I mentioned earlier that other Drive Ins have begun to enact restrictive carryin rules, but from my experience with many of them, they don’t enforce their policies. This doesn’t surprise me because most restaurant and entertainment businesses, particularly chain and corporate owned operations, also don’t enforce their policies. They’re afraid of offending anyone because they know these opprobrious individuals will create a scene in front of other customers and trash their business on the internet. Giving in to these people is the path of least resistance. And believe me, if these abusive people don’t get their way, they often become extremely nasty and vindictive. Dealing with these types can wear on you; it’s easy to see why most business owners might elect to avoid confrontation.
But avoiding confrontation only further encourages abusive behavior. I still get people coming onto my lot who completely ignore my business policies and are then shocked that I actually enforce them: that I won’t accept their excuses or make an exception for them, like other places they’ve been to.
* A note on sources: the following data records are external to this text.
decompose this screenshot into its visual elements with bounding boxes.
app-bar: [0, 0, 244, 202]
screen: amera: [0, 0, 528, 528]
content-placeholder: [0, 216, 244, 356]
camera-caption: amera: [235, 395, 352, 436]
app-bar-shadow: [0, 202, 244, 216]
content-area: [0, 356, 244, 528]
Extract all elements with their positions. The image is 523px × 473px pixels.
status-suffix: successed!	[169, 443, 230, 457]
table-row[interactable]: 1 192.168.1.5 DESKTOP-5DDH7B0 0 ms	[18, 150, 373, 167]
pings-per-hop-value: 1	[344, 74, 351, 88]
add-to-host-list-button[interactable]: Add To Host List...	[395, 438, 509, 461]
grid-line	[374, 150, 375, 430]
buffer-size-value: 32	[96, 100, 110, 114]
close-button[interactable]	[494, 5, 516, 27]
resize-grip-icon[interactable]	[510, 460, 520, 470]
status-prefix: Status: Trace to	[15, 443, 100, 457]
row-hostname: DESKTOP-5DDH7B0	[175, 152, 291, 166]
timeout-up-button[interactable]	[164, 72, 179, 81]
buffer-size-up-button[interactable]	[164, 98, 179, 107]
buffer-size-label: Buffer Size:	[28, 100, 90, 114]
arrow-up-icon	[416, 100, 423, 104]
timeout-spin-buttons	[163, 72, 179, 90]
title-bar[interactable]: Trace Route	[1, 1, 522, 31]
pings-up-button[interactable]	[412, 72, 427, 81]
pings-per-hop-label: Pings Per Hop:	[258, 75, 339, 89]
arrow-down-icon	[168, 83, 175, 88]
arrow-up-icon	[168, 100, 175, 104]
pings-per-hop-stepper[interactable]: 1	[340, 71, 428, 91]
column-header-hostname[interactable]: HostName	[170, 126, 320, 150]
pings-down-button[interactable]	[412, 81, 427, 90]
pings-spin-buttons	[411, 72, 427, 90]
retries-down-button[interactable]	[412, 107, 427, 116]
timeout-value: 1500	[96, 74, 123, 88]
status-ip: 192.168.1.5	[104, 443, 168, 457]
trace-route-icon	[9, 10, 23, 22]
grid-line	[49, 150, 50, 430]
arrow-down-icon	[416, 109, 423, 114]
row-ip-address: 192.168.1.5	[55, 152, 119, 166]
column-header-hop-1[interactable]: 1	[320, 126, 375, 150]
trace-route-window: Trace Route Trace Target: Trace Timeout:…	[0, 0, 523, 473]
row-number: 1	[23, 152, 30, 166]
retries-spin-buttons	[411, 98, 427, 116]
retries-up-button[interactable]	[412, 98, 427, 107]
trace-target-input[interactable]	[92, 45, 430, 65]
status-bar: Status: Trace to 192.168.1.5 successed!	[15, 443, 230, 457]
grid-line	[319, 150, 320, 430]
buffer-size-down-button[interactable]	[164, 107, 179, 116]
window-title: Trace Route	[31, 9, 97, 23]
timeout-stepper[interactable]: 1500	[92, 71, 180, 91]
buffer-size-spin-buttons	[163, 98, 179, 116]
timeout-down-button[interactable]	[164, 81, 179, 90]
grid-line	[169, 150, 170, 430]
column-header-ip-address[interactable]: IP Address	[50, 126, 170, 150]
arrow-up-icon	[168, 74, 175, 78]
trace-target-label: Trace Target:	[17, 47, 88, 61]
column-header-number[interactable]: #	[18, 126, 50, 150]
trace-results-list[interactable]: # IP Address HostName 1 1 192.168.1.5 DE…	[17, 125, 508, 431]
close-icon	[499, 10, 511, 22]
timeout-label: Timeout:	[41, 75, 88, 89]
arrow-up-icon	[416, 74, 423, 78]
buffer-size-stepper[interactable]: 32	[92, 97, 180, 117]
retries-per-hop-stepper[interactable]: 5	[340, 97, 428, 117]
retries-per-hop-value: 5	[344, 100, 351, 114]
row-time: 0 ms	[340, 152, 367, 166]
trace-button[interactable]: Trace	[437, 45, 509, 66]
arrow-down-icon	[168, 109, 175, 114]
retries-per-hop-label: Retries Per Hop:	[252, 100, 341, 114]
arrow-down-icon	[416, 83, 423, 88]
So why do I enforce my policies instead of ignoring violators as most businesses do? I certainly don’t enjoy getting yelled at and otherwise being treated like a jerk by these people. I strictly enforce my business polices for two reasons: (1). Most of my customers respect my policies, understand the rationale behind them, and honor them. These are my best customers; these are the people who are supporting my business. Unfortunately, they are also subsidizing those who sneak in their own food and drink. I don’t think this is right or fair. I don’t think that people who have no respect for my business and property should get a better deal than those who do. So I enforce my policies out of respect for my good customers. (2) This Drive In isn’t just another business to me. I’ve spent a considerable amount of money, time and effort to make this a special place. I take a lot of pride in what I’ve done with this theatre and when I see someone violating my business policies and verbally abusing my staff, I take it personally. Unlike chain and corporate owned operations, I don’t want to serve all customers. If someone doesn’t have any respect for my business and property, then I don’t want them as a customer; I don’t want them on the lot.
Isocrates once famously observed that “Democracy destroys itself because….it teaches its citizens to consider audacity as a right, lawlessness as a freedom, abrasive speech as equality, and anarchy as progress.” Unfortunately, I see this truism played out almost every night on the field. But whereas this ancient Athenian orator’s comments might well apply to modern day Greece, I think it only applies to the minority of our society. And on that note, I want to close this essay by thanking all of the nice, honest, appreciative, and sane customers who come to my theatre every year. You are the ones I enjoy serving and I’m only sorry that I can’t spend more time talking with you. You know who you are.